The most important question of the film, the same one that drives Faugel and Silien’s relationship, doesn’t have a clear answer: when is it that one should lie? At any given time in the film, a cost/benefit analysis could be made to determine the option a character can take to maximize his ends. Faugel or Silien could turn at any time. And though even in the world of hoods and gangsters loyalty means something, but loyalty doesn’t take away one fact: these men are criminals. The very basis of their identity is in the subversion and undermining of the law, which is a moral fabric that binds a society together on the basis of trust, however vague that trust may be. Notions of social contracts, of assumed agreements, are by their nature foreign to criminal enterprises. Thus the question of “to die… or lie?” is one criminals like Faugel and Silien must always face on a situational basis.
Just as striking as the narrative and the performances is the film’s cinematography.

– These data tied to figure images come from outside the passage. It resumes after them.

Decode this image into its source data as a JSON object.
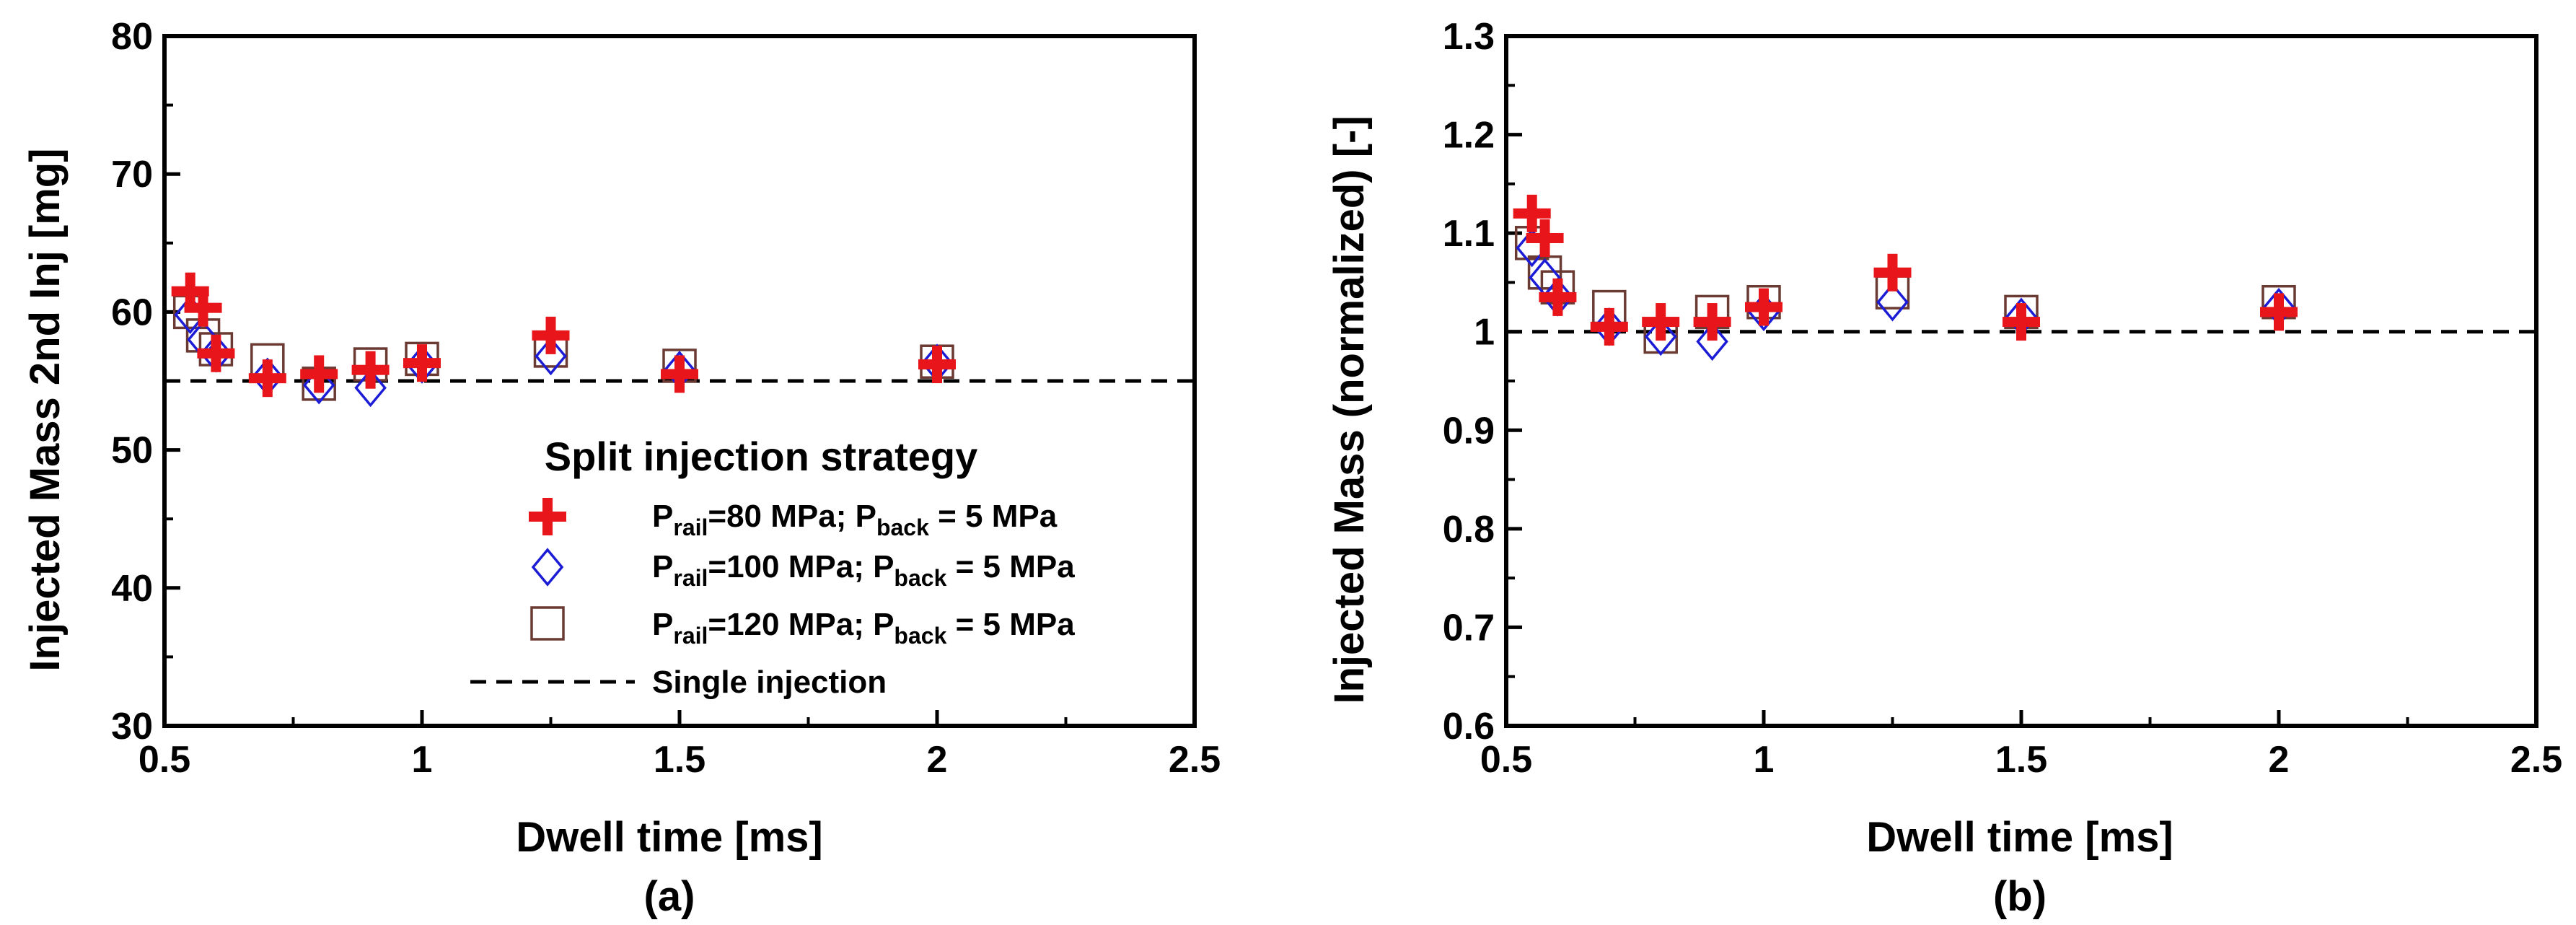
{
  "chart_data": [
    {
      "type": "scatter",
      "panel_label": "(a)",
      "xlabel": "Dwell time [ms]",
      "ylabel": "Injected Mass 2nd Inj [mg]",
      "xlim": [
        0.5,
        2.5
      ],
      "ylim": [
        30,
        80
      ],
      "xticks": [
        0.5,
        1,
        1.5,
        2,
        2.5
      ],
      "xtick_labels": [
        "0.5",
        "1",
        "1.5",
        "2",
        "2.5"
      ],
      "yticks": [
        30,
        40,
        50,
        60,
        70,
        80
      ],
      "ytick_labels": [
        "30",
        "40",
        "50",
        "60",
        "70",
        "80"
      ],
      "legend_title": "Split injection strategy",
      "series": [
        {
          "name": "Prail=80 MPa; Pback = 5 MPa",
          "p_rail": "rail",
          "val1": "=80 MPa; P",
          "p_back": "back",
          "val2": " = 5 MPa",
          "marker": "plus",
          "color": "#e8151b",
          "x": [
            0.55,
            0.575,
            0.6,
            0.7,
            0.8,
            0.9,
            1.0,
            1.25,
            1.5,
            2.0
          ],
          "y": [
            61.5,
            60.3,
            57.0,
            55.2,
            55.5,
            55.8,
            56.3,
            58.3,
            55.5,
            56.2
          ]
        },
        {
          "name": "Prail=100 MPa; Pback = 5 MPa",
          "p_rail": "rail",
          "val1": "=100 MPa; P",
          "p_back": "back",
          "val2": " = 5 MPa",
          "marker": "diamond",
          "color": "#1c1cd6",
          "x": [
            0.55,
            0.575,
            0.6,
            0.7,
            0.8,
            0.9,
            1.0,
            1.25,
            1.5,
            2.0
          ],
          "y": [
            59.8,
            58.0,
            57.0,
            55.3,
            54.7,
            54.5,
            56.2,
            56.8,
            55.8,
            56.3
          ]
        },
        {
          "name": "Prail=120 MPa; Pback = 5 MPa",
          "p_rail": "rail",
          "val1": "=120 MPa; P",
          "p_back": "back",
          "val2": " = 5 MPa",
          "marker": "square",
          "color": "#6b3a33",
          "x": [
            0.55,
            0.575,
            0.6,
            0.7,
            0.8,
            0.9,
            1.0,
            1.25,
            1.5,
            2.0
          ],
          "y": [
            60.0,
            58.3,
            57.3,
            56.5,
            54.8,
            56.2,
            56.6,
            57.2,
            56.1,
            56.4
          ]
        }
      ],
      "reference_line": {
        "name": "Single injection",
        "y": 55,
        "style": "dashed",
        "color": "#000000"
      }
    },
    {
      "type": "scatter",
      "panel_label": "(b)",
      "xlabel": "Dwell time [ms]",
      "ylabel": "Injected Mass (normalized) [-]",
      "xlim": [
        0.5,
        2.5
      ],
      "ylim": [
        0.6,
        1.3
      ],
      "xticks": [
        0.5,
        1,
        1.5,
        2,
        2.5
      ],
      "xtick_labels": [
        "0.5",
        "1",
        "1.5",
        "2",
        "2.5"
      ],
      "yticks": [
        0.6,
        0.7,
        0.8,
        0.9,
        1.0,
        1.1,
        1.2,
        1.3
      ],
      "ytick_labels": [
        "0.6",
        "0.7",
        "0.8",
        "0.9",
        "1",
        "1.1",
        "1.2",
        "1.3"
      ],
      "series": [
        {
          "name": "Prail=80 MPa; Pback = 5 MPa",
          "marker": "plus",
          "color": "#e8151b",
          "x": [
            0.55,
            0.575,
            0.6,
            0.7,
            0.8,
            0.9,
            1.0,
            1.25,
            1.5,
            2.0
          ],
          "y": [
            1.12,
            1.095,
            1.035,
            1.005,
            1.01,
            1.01,
            1.025,
            1.06,
            1.01,
            1.02
          ]
        },
        {
          "name": "Prail=100 MPa; Pback = 5 MPa",
          "marker": "diamond",
          "color": "#1c1cd6",
          "x": [
            0.55,
            0.575,
            0.6,
            0.7,
            0.8,
            0.9,
            1.0,
            1.25,
            1.5,
            2.0
          ],
          "y": [
            1.085,
            1.055,
            1.035,
            1.005,
            0.995,
            0.99,
            1.02,
            1.03,
            1.015,
            1.025
          ]
        },
        {
          "name": "Prail=120 MPa; Pback = 5 MPa",
          "marker": "square",
          "color": "#6b3a33",
          "x": [
            0.55,
            0.575,
            0.6,
            0.7,
            0.8,
            0.9,
            1.0,
            1.25,
            1.5,
            2.0
          ],
          "y": [
            1.09,
            1.06,
            1.045,
            1.025,
            0.995,
            1.02,
            1.03,
            1.04,
            1.02,
            1.03
          ]
        }
      ],
      "reference_line": {
        "name": "Single injection",
        "y": 1.0,
        "style": "dashed",
        "color": "#000000"
      }
    }
  ]
}
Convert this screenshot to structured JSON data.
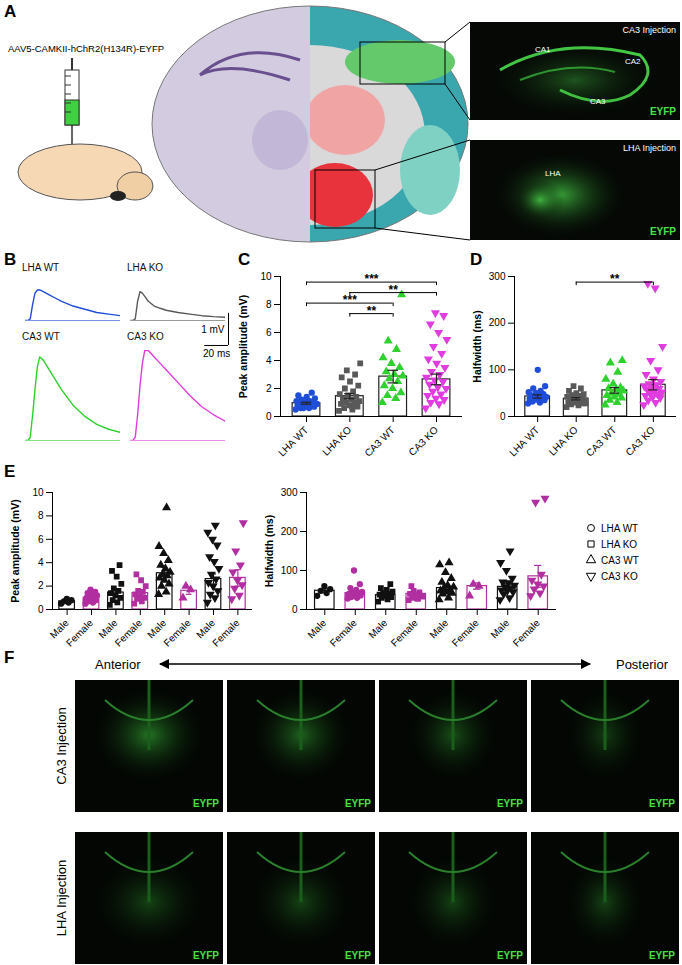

Both Melville and Director of Photography Nicolas Haver have crafted a film with an impossible amount of shadows; like the morally murky dealings of the plot, the bleak scenery contributes to the air of uncertainty that pervades the film. Criterion’s restoration here is one of its best; it both fixes what was likely a buggy initial print and retains a classic feel essential to old noirs. There’s nothing quite like the shadow cast by a fedora over a poker face or the flaps of a trenchcoat blowing in the chilly night breeze.
Not at all doing away with their sterling reputation, the folks at Criterion have put out a stellar package for this release. The cover art is appropriately cool and gun-centric, and the inner booklet, featuring an essay by the excellent Glenn Kenny (film critic for MSN) matches its noir décor. The special features, while relatively sparse to past Melville releases (the exhaustive, two-disc release of Le Cercle Rouge is tough to follow up), are effective in providing context and background to the film. The best of these are a series of interviews with Belmondo, Reggiani, and Melville, who are all magnetic and intriguing personalities, Melville especially.
Paired with a similarly packaged release of the great Le Deuxieme Souffle, Le Doulos is one of the Criterion Collection’s strongest noir releases. The publishing house’s devotion both to noir and the nouvelle vague has produced high-quality editions of essential films; their emphasis on Melville and Godard is very rewarding for this reason. Le Doulos is all about the shadows: the literal ones cast by the lampshades of Parisian streets and the metaphorical ones cast by the lies criminals tell to each other and themselves. It’s a messy, confounding business, but it’s enthralling to watch.